Kegagalan pada kompetisi fashion show cukup membuat Wulan kecewa. Ekspektasinya menggusur Susi dari predikat miss of fashion show gagal ia lakukan. Kecurangan yang telah dilakukan seseorang untuk menghasut juri serta menutup kemungkinan kemenangan itu dipeluk olehnya telah membekaskan rasa kesal di hatinya. Usahanya, usaha kedua sahabatnya, sia-sia saja. Wulan tak mendapat apa-apa dari panggung yang telah membuat semua orang bersorak dan bertepuk tangan untuknya. Bahkan sejak insiden alergi yang Ema alami, Wulan belum sempat menjenguk sahabatnya itu. Hari-harinya tampak suram dari pada biasanya. Seolah dibunuh ekspektasi, Wulan terlarut dalam rasa kecewanya selama berhari-hari. Namun, bukan itu yang menjadi kekecewaan terbesar baginya. Satu hari setelah pemerolehan kegagalan itu, Kevin jadi jarang menghubungi Wulan. Wulan tak pernah menemukannya setiap ia mencoba untuk bertemu. Wulan kerap kali mendatangi kelas XI IPS 3 sekadar untuk mengajaknya makan siang bersama di kantin, tapi ia tidak pernah mendapati Kevin di sana. Setiap hari Minggu ia acap kali mendatangi rumah Kevin, tapi yang ia dapat hanyalah informasi bahwa Kevin tidak berada di rumah.

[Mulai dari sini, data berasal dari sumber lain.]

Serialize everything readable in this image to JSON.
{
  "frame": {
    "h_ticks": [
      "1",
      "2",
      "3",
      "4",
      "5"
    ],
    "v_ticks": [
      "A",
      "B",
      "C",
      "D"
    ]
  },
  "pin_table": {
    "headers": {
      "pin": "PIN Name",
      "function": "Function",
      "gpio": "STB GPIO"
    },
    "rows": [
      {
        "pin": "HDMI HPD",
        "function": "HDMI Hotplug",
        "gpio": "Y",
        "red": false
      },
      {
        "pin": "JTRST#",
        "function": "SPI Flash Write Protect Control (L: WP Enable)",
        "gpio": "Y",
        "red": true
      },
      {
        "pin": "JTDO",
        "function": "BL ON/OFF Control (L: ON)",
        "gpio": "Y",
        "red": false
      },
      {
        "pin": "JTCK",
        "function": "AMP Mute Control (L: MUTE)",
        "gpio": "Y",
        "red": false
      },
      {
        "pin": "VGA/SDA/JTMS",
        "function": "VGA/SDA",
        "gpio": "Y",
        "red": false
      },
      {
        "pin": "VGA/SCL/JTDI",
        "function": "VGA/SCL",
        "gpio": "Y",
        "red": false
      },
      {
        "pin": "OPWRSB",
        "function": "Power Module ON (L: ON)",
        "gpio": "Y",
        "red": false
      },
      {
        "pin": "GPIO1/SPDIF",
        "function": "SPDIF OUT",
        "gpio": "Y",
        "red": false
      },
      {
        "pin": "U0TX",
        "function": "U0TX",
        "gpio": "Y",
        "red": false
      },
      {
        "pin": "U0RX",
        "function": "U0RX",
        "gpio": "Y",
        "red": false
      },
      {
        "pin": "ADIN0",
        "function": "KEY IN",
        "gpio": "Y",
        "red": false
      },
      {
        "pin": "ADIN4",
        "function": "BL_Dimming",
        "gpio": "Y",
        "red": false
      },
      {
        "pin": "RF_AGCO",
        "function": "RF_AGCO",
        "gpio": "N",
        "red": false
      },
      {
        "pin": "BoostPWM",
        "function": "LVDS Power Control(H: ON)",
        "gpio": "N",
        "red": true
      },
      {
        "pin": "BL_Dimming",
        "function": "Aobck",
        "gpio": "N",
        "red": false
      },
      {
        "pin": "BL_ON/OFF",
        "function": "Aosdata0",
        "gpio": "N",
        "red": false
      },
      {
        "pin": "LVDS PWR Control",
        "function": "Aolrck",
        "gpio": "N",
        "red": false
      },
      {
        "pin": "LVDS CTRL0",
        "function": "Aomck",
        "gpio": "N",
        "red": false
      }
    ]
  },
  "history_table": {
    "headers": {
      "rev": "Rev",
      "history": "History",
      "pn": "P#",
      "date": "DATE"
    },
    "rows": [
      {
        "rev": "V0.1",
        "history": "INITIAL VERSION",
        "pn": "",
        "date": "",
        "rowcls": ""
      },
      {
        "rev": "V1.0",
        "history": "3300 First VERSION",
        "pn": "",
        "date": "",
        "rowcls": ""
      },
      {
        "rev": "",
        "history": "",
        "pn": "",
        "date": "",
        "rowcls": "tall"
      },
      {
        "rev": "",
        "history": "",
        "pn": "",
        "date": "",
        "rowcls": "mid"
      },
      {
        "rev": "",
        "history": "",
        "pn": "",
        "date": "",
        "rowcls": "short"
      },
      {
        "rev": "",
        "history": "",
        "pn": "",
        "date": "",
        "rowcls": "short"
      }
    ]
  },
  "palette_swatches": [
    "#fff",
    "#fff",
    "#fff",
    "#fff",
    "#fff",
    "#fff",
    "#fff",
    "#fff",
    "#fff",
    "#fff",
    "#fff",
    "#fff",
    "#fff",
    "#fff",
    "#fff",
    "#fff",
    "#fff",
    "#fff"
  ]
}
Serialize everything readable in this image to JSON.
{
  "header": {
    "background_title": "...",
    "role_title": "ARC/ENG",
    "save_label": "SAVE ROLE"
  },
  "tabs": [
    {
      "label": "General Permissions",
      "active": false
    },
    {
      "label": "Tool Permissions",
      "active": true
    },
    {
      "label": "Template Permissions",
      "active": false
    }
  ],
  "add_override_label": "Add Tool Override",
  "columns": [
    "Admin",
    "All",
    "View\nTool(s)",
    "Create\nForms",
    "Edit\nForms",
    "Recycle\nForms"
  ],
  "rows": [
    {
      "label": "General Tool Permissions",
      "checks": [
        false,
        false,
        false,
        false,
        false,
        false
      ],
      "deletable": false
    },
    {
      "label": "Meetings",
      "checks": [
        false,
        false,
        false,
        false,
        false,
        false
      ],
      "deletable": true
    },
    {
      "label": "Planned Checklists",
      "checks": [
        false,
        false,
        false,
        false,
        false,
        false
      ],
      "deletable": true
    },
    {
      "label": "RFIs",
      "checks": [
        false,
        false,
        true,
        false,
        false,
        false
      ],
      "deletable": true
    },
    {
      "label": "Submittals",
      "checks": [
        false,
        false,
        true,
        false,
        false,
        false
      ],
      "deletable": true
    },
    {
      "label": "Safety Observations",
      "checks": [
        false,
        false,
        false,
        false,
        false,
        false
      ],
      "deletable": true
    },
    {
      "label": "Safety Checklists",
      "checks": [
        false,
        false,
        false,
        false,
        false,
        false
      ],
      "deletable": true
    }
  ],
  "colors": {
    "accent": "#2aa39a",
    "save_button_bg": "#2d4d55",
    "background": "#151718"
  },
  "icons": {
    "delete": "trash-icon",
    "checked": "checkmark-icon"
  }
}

Lambat laun rasa kecewa di hati Wulan menumpuk bagai gunung yang siap meledak setiap saat. Terlampau banyak persoalan yang membuatnya sesak. Kevin hilang tanpa kabar, Hadi perlahan menjauh, Ema jatuh sakit. Persoalan-persoalan itu memenuhi ruang hampa dalam pikiran Wulan.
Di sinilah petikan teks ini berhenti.